Along with oranges, persimmon is one of the few flavorful fruits you’ll find on the winter superfood list, considering that most fruits aren’t in season during the colder months. For those who crave some of nature’s candy during the winter, Dizon says, “If you’re looking for a healthy snack with no sodium, cholesterol or fat but rather packed with lots of vitamins and fiber, then this yummy orange-colored fruit is the one. Persimmons are usually in season from September to December. If you want to eat this fruit all-year round, you can freeze them up to eight months till the next harvest!”

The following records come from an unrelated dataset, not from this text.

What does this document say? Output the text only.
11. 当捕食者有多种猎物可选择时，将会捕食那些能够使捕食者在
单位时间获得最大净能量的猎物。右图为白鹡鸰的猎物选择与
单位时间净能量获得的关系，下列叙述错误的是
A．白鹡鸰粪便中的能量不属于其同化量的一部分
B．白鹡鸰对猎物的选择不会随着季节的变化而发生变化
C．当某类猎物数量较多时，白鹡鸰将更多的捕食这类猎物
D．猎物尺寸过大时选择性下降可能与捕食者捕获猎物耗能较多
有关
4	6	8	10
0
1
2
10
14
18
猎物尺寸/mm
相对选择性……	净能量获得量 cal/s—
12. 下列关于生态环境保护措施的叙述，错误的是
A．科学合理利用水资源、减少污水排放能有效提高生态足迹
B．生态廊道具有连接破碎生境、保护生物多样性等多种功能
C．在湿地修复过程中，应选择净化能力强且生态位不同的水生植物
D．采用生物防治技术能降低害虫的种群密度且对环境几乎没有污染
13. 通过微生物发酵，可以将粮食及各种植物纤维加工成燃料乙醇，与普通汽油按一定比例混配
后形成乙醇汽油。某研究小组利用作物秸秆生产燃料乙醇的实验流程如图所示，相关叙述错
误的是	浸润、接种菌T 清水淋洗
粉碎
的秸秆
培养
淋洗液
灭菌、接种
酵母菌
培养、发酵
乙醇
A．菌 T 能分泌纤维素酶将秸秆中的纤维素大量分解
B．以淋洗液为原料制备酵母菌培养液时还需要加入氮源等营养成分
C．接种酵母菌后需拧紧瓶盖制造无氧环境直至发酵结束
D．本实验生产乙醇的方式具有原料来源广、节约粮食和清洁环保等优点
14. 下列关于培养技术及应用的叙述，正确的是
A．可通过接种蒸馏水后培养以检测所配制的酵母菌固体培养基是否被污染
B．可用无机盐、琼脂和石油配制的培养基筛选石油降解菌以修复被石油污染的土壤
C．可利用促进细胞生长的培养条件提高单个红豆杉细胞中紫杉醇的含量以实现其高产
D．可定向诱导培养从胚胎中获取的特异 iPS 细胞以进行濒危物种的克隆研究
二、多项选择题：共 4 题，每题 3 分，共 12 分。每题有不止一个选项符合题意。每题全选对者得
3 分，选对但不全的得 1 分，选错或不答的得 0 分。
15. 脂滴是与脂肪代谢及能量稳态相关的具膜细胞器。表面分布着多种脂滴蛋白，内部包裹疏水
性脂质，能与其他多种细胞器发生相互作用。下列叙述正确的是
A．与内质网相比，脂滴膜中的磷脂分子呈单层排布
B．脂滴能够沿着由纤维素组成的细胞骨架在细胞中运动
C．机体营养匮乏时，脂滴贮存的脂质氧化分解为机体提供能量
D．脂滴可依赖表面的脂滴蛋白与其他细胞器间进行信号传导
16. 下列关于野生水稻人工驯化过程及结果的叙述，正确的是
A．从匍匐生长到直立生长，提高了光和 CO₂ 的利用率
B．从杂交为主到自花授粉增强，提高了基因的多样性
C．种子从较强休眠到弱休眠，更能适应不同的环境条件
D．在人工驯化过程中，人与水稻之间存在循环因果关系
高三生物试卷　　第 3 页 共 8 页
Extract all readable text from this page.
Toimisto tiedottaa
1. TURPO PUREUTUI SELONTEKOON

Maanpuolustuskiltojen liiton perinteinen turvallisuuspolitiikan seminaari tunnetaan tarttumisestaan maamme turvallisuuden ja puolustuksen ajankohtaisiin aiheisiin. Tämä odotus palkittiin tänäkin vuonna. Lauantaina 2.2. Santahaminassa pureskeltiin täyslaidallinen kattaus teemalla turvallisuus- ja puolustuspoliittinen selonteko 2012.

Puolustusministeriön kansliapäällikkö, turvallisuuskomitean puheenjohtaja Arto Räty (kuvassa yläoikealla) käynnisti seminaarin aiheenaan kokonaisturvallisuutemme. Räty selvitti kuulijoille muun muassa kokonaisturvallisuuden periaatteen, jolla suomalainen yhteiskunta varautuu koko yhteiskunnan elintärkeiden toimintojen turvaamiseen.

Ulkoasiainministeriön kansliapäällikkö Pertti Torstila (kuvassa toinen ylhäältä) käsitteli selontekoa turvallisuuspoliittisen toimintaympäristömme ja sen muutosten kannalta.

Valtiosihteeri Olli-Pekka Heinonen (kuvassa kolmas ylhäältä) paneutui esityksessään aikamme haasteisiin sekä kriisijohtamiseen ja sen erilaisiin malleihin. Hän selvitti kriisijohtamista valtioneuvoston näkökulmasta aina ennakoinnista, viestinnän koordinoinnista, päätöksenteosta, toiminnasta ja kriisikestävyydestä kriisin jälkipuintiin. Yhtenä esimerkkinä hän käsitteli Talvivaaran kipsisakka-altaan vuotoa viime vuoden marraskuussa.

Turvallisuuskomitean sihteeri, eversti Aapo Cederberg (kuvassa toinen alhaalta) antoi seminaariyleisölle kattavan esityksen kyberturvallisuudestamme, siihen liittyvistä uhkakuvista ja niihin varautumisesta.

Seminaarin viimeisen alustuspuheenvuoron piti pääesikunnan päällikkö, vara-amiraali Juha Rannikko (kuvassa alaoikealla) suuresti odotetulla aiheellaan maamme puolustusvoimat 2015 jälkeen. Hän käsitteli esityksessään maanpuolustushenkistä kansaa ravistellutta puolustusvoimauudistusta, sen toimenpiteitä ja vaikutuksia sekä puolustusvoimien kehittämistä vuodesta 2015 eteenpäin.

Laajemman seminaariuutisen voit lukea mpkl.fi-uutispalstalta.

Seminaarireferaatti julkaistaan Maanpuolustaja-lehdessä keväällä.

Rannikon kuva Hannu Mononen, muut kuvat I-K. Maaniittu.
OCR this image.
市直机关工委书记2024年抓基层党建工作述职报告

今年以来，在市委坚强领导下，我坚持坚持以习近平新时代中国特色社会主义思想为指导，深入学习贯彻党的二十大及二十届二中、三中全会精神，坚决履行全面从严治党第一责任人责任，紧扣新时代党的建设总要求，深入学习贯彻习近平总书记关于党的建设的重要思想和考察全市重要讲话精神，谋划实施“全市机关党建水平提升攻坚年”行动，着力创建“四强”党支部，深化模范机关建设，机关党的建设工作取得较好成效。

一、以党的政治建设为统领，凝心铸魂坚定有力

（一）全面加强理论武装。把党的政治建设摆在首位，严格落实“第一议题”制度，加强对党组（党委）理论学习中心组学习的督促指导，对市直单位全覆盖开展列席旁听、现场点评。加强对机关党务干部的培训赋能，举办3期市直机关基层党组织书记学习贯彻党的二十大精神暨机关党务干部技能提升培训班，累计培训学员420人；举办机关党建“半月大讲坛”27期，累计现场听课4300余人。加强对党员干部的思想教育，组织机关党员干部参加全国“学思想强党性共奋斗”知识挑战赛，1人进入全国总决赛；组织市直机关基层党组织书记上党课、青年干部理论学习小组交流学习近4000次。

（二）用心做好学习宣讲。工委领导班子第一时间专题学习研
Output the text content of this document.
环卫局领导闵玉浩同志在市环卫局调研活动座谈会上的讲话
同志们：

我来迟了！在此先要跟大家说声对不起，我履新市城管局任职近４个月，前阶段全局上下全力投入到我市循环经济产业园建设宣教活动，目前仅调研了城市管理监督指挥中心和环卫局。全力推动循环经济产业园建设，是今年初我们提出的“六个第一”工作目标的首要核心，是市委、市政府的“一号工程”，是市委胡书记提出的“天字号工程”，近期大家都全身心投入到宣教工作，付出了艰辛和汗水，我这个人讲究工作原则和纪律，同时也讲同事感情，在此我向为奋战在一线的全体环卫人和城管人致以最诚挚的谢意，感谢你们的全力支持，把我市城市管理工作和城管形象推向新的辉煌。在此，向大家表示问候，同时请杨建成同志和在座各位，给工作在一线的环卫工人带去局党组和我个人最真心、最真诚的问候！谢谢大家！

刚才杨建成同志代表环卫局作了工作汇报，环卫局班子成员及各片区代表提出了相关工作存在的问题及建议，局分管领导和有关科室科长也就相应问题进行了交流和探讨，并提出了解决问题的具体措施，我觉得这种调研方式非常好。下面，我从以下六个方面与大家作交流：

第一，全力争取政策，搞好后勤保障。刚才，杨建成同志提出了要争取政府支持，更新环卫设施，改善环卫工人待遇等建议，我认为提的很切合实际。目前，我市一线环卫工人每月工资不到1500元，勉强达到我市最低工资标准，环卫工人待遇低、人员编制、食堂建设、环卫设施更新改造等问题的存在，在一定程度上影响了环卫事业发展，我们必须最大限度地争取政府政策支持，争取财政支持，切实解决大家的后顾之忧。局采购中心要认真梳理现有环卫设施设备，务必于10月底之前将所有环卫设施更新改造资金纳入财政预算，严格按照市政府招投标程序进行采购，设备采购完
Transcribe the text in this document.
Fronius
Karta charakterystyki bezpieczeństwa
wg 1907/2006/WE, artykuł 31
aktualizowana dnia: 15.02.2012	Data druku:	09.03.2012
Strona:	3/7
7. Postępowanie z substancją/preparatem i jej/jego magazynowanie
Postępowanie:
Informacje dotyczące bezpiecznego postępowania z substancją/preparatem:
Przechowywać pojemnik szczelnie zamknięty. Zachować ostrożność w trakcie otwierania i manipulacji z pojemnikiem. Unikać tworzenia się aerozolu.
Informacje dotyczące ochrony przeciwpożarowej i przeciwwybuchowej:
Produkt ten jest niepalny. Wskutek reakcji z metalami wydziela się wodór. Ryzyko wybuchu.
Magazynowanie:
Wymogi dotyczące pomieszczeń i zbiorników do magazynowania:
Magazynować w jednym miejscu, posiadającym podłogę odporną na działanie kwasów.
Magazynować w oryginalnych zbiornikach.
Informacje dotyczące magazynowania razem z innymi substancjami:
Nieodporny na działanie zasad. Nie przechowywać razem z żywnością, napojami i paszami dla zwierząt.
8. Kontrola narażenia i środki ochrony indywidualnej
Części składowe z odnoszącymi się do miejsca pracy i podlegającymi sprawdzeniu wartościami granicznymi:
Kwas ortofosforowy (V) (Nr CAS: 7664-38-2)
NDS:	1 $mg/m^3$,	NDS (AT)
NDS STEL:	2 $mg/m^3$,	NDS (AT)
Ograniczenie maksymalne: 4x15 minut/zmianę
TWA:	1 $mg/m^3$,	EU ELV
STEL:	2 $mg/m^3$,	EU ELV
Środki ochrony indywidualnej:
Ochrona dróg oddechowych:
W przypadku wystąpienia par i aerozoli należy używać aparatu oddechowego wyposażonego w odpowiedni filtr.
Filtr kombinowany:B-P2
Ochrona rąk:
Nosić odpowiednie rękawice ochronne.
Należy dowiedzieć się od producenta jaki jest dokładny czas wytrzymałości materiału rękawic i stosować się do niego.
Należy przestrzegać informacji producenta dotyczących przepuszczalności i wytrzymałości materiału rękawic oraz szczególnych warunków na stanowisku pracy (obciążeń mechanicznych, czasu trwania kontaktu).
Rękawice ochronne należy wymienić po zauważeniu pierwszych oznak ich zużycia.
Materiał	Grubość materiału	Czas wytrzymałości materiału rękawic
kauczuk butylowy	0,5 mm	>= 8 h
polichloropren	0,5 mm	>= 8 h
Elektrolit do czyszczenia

If you tend to avoid potatoes because of their starch content, keep in mind that an average-size Yukon Gold potato contains only about 100 calories, 25 grams of carbs and 4 grams of protein. They’re also packed with vitamin C, fibre and blood pressure-lowering chemicals. As long as you don’t load them up with butter, a baked or roasted potato makes a diet-friendly, health-enhancing side dish.
Since it’s a starchy vegetable, winter squash, like acorn or butternut, offers a nutritious way to add substance to a meal. Nutritionally speaking, says Hackett, these squash are high in phytochemicals like beta-carotene and lycopene, which give the veggies their color and antioxidant properties. She says of the versatile squash, “They also are sources of plant-based omega-3 essential fatty-acids. Trying to fight off chronic inflammation? Start by adding these foods into your diet this season. They hold well in soups and can also be mashed up like potatoes.”